What dating briliantinas online she just
Recently, my male friend started online dating. Not any old male friend. My gorgeous, clever, successful, very normal, very lovely male friend started online dating. In fact he became a poster boy for it. He began to fill all his spare time meeting (generally) very attractive women, challenging all my preconceptions of online daters. Turns out that this friend is the statistic everyone writes about — the Perfectly Eligible Young Professional who simply doesn’t have enough time to meet people out and about. Not The Bloody Nutter we’ve all come to know the internet to be packed to the rafters with.
One cold weeknight in January, I found myself listening to Rod Stewart records on my fourth whisky of the evening and hovering over The Guardian’s “JOIN SOULMATES” button. Properly single for the first time in years, and with thoughts of my friend’s overnight transformation into an e-Ryan Gosling at the front of my mind, I decided to dip my toe in to see what was on offer. What was there to lose?
All faith in mankind is the answer. I trawled through page upon page of men between 25 and 35, perplexed at how they chose to sell themselves. Among the few hundred profiles I browsed through, I found a man who cited “ale” as a hobby, one who called himself "Mike Magic Fingers" and a university one-night stand who’d added four inches to his height. And yet, surprisingly, not one person I would consider dating.

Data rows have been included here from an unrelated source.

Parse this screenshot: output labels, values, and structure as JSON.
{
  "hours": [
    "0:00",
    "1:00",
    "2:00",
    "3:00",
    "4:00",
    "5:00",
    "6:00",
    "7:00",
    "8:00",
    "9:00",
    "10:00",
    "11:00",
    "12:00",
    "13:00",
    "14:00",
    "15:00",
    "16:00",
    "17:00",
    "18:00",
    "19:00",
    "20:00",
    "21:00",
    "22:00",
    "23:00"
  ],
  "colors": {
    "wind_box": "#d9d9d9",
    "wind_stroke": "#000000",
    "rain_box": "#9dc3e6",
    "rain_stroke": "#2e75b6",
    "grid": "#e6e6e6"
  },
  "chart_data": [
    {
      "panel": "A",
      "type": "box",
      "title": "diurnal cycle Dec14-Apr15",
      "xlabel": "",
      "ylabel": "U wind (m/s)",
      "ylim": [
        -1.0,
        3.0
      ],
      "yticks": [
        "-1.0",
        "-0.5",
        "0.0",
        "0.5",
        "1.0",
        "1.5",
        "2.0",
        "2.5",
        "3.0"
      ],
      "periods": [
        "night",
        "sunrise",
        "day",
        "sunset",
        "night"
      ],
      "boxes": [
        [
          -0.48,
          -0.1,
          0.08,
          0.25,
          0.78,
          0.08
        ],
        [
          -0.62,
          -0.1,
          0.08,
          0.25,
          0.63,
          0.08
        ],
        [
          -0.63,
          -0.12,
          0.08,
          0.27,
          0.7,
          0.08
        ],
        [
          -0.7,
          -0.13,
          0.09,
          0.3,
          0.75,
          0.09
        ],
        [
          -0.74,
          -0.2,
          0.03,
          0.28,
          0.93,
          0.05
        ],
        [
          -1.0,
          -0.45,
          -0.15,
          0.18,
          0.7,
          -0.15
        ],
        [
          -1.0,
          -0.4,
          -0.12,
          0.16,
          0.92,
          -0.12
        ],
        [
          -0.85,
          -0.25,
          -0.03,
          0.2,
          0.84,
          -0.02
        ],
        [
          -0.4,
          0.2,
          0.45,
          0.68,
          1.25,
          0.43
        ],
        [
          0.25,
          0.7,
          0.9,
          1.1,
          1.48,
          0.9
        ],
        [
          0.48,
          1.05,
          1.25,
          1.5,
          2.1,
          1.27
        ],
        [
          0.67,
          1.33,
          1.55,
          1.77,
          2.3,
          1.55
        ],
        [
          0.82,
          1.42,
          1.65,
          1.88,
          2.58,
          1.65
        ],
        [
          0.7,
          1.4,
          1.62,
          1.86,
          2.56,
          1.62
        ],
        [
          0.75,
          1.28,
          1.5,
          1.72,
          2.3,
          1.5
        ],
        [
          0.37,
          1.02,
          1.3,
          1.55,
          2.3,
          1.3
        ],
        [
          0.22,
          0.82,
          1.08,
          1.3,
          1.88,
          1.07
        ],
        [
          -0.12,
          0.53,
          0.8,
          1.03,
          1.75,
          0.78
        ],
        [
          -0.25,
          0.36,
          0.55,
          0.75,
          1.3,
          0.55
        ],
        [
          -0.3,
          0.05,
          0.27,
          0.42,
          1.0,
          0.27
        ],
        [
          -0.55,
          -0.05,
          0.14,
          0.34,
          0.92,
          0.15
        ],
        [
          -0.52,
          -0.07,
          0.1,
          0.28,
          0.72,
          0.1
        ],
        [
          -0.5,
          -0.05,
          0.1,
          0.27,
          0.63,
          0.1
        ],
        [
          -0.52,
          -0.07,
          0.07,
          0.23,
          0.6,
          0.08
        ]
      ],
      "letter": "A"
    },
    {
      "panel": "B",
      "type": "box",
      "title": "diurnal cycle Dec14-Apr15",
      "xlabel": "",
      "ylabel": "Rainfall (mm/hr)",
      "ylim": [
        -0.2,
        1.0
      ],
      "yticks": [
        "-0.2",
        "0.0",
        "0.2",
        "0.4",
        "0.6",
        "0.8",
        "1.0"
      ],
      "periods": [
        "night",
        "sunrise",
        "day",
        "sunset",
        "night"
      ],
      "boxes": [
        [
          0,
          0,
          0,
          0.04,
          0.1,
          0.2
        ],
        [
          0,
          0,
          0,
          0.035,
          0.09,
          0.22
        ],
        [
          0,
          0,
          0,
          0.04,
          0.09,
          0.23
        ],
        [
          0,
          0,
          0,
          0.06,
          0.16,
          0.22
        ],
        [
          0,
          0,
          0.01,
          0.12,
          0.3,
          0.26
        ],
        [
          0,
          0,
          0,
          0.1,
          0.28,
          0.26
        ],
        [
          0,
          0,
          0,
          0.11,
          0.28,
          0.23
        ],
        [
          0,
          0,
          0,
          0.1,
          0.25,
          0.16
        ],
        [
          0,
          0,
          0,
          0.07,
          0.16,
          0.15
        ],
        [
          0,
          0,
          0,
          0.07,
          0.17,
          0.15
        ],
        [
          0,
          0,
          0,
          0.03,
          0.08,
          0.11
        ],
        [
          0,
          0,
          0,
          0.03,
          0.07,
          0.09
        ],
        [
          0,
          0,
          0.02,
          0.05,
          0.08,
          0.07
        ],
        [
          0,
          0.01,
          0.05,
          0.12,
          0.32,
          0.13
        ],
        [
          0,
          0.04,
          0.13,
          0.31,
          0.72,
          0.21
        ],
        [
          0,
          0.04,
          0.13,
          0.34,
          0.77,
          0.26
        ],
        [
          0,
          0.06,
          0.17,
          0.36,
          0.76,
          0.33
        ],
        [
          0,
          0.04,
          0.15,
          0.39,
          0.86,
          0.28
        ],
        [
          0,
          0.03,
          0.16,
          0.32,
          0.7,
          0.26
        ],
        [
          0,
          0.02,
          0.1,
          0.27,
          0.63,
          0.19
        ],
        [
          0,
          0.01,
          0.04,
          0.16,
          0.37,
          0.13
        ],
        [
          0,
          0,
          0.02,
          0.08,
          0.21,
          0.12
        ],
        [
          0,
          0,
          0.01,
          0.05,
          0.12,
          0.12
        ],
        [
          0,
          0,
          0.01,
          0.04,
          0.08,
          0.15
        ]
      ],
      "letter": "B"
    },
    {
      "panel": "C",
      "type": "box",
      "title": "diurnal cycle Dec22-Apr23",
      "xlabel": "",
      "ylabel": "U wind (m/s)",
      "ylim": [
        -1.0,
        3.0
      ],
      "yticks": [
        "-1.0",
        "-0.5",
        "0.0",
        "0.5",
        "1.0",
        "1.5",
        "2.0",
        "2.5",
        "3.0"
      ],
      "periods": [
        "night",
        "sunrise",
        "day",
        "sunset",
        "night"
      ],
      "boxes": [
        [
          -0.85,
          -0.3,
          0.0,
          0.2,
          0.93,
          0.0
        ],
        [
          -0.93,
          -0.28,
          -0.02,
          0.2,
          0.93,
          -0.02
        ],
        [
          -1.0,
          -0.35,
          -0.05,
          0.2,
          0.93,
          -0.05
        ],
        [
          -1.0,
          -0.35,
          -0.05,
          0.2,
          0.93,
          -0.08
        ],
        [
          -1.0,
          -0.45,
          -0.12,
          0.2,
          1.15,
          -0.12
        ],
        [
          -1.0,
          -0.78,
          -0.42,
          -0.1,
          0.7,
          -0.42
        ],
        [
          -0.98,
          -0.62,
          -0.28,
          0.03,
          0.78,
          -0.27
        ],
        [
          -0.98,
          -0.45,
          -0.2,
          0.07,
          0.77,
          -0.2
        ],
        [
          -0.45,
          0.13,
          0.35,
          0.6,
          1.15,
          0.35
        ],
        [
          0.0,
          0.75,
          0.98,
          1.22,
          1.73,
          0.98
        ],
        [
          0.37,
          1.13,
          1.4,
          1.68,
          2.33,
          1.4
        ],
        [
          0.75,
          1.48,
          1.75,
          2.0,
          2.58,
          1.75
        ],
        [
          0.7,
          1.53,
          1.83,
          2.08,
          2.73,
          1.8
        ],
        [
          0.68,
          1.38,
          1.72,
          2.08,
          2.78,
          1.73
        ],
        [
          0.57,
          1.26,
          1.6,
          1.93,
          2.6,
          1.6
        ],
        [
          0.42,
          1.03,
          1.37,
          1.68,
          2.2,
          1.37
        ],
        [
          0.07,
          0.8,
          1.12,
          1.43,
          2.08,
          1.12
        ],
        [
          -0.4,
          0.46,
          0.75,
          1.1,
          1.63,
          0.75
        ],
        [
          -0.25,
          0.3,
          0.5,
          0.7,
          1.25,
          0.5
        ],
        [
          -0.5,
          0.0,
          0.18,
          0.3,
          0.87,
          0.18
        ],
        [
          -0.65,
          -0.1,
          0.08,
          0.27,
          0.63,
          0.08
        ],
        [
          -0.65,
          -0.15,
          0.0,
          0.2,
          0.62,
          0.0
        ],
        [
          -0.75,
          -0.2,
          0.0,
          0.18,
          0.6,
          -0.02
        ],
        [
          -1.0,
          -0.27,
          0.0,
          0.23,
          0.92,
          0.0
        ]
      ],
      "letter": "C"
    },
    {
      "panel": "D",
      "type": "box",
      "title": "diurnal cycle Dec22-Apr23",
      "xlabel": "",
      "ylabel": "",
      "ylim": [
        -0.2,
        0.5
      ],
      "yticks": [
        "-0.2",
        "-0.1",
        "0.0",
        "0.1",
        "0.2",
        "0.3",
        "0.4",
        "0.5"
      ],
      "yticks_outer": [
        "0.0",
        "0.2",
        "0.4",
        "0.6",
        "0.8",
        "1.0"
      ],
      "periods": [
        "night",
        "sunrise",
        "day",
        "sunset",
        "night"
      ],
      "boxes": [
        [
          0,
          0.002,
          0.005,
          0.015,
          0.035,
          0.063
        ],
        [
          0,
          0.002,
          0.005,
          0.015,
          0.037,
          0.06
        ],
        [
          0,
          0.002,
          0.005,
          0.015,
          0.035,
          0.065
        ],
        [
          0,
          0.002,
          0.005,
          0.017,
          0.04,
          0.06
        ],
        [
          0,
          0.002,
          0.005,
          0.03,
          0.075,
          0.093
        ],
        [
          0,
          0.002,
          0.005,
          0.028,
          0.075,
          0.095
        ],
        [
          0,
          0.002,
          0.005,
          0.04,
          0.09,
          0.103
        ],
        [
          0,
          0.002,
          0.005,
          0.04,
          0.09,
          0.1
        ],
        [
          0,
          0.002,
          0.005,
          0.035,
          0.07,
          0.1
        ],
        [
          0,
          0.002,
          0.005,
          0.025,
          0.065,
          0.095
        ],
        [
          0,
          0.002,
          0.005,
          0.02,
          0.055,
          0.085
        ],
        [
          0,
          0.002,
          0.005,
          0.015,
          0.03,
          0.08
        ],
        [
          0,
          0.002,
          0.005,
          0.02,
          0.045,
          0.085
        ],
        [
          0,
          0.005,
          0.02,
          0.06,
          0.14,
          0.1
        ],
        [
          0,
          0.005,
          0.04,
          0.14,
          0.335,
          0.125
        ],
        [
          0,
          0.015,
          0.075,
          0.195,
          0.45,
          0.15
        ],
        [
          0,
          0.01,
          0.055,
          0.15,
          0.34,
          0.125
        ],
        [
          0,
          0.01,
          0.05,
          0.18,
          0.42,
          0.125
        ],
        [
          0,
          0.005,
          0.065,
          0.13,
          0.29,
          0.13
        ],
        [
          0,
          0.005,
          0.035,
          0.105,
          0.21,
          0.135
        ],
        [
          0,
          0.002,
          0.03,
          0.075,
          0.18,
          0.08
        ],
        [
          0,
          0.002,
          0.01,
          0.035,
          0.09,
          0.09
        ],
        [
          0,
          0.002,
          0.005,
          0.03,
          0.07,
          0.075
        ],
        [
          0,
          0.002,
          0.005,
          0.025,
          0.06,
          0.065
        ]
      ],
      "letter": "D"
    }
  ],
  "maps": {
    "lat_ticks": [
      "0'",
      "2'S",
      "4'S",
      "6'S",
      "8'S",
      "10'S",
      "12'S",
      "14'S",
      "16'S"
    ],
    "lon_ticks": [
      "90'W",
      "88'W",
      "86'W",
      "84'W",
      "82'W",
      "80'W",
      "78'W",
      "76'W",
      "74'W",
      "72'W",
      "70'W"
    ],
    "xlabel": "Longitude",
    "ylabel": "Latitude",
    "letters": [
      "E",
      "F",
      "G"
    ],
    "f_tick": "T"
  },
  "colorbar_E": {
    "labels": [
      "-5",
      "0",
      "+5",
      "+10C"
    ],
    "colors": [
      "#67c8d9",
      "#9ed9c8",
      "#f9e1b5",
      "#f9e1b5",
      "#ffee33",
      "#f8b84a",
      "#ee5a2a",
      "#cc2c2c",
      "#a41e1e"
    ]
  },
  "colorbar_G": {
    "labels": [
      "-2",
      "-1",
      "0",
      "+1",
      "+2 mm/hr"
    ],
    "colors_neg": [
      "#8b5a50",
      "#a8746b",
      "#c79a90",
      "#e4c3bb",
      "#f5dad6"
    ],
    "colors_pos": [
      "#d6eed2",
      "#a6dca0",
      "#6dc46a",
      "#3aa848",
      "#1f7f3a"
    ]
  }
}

As I browsed through and noticed patterns of over-used sentences (“loving life in the big city”, “my mate’s made me do this!”) I began to compile categories that the dating profiles fell into. And here they are, online daters of Britain. The very worst men on dating sites and how to avoid being them.
Pallid men in short-sleeved shirts who state that they like things that are essential for existence, such as eating or sleeping. Also in this category, men who write an endless lists of universally loved hobbies — relaxing, travel, friends and family, listening to music, life and laughter.
How To Avoid Being This Guy
A list of anodyne hobbies gives absolutely no insight into your personality whatsoever. What’s that? You like food? And films? This is everyone in the whole, entire, world, dude. Use more specific examples to give a rounded reflection of your tastes such as where your last great trip was or what your favourite album is.
Wide-eyed, smiley men who think they’ve discovered Anchorman like an unreleased Hendrix studio album. Quote populist comedians endlessly. Claim not to take life or themselves too seriously. Profile includes photo of them at a party dressed up as either a giant jar of mustard or Borat.
How To Avoid Being This Guy
Women like a sense of humour, sure. But it’s unlikely that your dating profile is going to have her in stitches. The only one that made me properly laugh out loud was a man who has written only “I hate London” in his about me section, but I don’t think he meant this to be funny. Avoid catchphrases, quotes and bad jokes. If you really are THAT funny, it should show through the way you write, and if it doesn’t, you can make her laugh when you meet her.